土曜の夜、秋葉原、大行列のラーメン屋。人気店である。食べログを見てみるとトップ5000の店に入っているし、Google mapのレビューでも絶賛されている。評判のいいお店なのだ。
行列に並ぶこと30分ほど。店内に入る。なんだかえらくこだわりがありそうな店内であった。

しばらく待つとラーメンが運ばれてくる。なんだかオシャレな感じの器に入って運ばれてきた。塩ラーメンを食べたのだけど…なんだろう、味のパンチのなさと、麺のもそもそとした食感。そしてスープの「いろんなものから時間かけてダシ取りました!」というボンヤリとした味。
食べながら思ったのは「並ぶことねえな…」ということ。

店を出てからしばらく歩き、同行者と感想を言い合ったのだけど、共通見解としては「こだわりはすごそう。あまりおいしいとは思わない」であった。

口コミをしっかり読んで行ったわけではなかったので、確認してみると「周囲を固める具材にもこだわりを持ったラーメン」「ラーメン屋では珍しい結構オシャレな店」「アートな色彩」「美味&美麗」…
美味しんぼかよ!というコメントがたくさんついていた。ラーメンにオシャレとかアートを求めたことが一度もなかった。なんだよ美麗って。

いやはや、これはちゃんと読まずに行った自分が悪いのだ。と思った。
庶民舌にはわからないラーメン屋であるということを理解してから入るべきお店だったのだろう。
正直、今までお店で食べたラーメンの中でワースト5に入る。サービスエリアで食べたラーメンの方が好きだ。

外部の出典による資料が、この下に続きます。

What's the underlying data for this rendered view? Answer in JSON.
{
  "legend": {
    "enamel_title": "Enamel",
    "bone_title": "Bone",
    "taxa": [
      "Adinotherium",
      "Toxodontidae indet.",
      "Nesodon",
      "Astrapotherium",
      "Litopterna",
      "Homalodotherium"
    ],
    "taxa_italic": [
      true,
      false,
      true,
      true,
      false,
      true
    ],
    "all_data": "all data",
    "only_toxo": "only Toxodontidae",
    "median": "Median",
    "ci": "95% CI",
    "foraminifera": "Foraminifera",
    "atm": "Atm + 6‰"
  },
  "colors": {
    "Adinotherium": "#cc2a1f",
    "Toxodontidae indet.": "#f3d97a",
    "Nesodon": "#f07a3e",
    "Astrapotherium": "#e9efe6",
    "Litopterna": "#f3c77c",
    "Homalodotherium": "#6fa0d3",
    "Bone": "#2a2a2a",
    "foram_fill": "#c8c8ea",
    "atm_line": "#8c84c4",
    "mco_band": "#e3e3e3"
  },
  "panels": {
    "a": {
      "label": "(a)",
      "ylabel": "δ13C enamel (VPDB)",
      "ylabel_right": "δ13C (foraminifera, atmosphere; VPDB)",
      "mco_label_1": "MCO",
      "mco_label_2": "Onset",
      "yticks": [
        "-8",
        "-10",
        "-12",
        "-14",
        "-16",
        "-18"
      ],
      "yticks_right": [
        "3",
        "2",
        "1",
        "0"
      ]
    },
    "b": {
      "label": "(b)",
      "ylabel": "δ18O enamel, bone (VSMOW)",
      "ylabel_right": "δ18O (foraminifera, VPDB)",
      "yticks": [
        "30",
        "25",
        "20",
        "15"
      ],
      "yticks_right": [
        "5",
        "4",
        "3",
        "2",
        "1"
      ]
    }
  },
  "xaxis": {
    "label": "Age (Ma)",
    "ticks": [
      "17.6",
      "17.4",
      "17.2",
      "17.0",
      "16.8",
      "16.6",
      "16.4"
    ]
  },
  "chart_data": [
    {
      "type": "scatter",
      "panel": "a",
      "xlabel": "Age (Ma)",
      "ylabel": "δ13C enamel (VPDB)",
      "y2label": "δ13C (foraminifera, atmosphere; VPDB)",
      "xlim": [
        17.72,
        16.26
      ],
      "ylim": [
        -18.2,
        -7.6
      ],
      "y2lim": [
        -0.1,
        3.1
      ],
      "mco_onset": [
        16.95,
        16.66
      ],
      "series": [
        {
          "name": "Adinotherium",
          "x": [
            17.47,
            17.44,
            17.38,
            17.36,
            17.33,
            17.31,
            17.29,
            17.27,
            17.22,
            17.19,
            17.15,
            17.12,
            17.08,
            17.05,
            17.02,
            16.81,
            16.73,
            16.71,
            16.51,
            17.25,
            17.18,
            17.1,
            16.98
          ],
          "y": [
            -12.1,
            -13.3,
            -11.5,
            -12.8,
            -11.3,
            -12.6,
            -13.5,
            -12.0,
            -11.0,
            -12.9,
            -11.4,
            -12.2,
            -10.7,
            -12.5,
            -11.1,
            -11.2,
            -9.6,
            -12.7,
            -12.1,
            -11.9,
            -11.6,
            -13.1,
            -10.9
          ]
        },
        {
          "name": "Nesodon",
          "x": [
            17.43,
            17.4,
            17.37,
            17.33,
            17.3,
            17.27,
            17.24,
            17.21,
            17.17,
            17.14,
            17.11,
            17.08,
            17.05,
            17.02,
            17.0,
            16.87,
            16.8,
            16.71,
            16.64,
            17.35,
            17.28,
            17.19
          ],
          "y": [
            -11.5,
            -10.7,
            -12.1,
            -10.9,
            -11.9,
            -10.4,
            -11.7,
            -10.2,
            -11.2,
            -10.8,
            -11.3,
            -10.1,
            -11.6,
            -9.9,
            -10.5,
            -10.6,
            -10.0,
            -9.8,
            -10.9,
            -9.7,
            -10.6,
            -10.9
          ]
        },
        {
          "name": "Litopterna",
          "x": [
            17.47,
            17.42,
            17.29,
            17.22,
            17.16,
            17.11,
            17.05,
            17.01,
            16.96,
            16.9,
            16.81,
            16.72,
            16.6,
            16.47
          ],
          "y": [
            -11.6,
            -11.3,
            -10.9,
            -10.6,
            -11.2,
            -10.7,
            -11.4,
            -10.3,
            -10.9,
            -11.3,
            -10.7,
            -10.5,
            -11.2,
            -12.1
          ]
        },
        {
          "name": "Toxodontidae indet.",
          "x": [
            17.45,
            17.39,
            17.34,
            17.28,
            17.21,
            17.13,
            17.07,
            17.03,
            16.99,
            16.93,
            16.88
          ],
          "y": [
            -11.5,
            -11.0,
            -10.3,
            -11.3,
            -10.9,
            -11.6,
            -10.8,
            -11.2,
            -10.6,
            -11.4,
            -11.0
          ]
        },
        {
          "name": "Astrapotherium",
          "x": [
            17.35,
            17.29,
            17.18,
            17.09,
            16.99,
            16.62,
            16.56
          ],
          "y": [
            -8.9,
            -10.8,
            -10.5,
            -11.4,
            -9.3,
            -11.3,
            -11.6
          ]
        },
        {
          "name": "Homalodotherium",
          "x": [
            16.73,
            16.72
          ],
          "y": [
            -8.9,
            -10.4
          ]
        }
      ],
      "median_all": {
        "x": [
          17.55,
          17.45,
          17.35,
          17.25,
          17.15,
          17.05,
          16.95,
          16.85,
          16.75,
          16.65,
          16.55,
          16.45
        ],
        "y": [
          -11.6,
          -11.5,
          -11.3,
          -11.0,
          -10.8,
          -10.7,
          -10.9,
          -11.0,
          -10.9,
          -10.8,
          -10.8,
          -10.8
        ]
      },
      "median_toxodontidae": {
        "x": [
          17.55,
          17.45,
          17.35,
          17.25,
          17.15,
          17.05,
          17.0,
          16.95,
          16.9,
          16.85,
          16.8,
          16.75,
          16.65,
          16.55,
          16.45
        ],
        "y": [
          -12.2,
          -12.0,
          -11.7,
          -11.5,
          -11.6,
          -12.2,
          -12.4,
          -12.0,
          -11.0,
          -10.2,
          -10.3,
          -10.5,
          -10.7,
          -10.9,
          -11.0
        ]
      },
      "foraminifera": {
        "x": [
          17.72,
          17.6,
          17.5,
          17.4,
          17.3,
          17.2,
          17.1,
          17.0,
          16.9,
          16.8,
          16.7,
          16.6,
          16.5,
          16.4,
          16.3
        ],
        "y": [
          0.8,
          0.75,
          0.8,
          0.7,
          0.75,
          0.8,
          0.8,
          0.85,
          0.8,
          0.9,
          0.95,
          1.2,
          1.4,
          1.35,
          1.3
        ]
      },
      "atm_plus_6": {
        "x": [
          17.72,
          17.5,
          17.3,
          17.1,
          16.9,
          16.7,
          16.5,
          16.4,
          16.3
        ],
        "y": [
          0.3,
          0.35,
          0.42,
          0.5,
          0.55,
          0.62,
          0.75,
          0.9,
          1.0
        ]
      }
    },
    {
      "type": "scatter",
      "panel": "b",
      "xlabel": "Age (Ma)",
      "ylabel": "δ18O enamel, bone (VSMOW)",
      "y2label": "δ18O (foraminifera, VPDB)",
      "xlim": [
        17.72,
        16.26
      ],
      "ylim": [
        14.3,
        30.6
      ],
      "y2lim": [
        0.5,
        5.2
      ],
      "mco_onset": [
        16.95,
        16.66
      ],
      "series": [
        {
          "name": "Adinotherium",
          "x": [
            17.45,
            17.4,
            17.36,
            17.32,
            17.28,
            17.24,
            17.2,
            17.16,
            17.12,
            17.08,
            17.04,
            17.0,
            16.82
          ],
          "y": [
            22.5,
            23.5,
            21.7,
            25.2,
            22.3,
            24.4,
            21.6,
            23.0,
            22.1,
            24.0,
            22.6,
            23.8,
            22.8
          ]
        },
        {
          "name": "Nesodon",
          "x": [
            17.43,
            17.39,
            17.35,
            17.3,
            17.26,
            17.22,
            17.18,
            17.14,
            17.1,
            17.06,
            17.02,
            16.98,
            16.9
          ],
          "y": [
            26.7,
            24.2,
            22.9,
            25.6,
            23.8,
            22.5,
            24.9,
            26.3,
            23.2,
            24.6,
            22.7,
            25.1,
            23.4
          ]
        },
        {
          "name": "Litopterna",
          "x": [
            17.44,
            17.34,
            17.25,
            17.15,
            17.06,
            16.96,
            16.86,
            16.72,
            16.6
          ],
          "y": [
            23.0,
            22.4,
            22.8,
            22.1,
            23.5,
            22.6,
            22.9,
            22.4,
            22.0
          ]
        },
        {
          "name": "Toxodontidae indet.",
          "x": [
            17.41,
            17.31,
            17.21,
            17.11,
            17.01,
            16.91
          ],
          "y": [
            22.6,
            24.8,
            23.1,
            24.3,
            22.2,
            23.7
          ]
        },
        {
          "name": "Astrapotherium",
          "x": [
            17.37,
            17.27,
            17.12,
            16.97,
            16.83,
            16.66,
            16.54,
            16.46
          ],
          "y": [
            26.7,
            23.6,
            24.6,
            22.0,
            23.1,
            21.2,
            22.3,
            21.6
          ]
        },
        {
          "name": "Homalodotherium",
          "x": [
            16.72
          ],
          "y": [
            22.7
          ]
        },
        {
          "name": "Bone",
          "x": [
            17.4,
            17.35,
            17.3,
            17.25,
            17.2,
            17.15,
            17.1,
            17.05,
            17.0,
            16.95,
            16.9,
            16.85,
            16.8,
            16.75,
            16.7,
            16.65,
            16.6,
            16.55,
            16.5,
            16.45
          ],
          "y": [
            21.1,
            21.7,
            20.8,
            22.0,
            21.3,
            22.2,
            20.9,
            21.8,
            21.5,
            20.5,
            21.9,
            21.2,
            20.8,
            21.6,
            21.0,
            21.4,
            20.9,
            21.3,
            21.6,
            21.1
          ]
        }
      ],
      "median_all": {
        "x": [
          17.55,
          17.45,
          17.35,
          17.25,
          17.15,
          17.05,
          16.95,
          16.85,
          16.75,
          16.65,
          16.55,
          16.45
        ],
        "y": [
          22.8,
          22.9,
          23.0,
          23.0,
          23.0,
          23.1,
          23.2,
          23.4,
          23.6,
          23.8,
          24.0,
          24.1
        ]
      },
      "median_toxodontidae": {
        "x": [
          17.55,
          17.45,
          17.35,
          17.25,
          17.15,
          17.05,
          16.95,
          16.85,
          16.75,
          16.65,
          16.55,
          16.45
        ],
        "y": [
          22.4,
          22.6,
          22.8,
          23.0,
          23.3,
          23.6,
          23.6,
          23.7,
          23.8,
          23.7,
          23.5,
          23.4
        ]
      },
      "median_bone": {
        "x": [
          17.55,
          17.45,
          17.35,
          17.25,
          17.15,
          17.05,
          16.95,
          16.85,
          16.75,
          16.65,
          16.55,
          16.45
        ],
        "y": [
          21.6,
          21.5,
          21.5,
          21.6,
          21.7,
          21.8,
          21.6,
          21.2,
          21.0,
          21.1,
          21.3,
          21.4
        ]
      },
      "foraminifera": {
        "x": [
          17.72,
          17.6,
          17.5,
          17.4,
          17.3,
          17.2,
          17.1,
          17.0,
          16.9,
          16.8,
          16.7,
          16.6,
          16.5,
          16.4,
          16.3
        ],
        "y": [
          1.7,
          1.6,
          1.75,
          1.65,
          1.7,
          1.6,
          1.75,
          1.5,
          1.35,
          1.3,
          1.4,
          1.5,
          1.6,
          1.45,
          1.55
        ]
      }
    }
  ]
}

僕がラーメンに求めるものと、お店が追求したいラーメンの間に隔たりがあったのである。仕方のないことだ。
それはきっと、貴族階級が食べるラーメンだったのだ。

あなたが今行こうと思っているラーメン屋は、秋葉原駅から徒歩10分以内で、イタリアンだかフレンチで修行した店主がやっている店ではありませんか?「こだわり」を前面に出してきていませんか?
僕だったらその店から徒歩3分の「青島食堂」に行きます。おいしいから。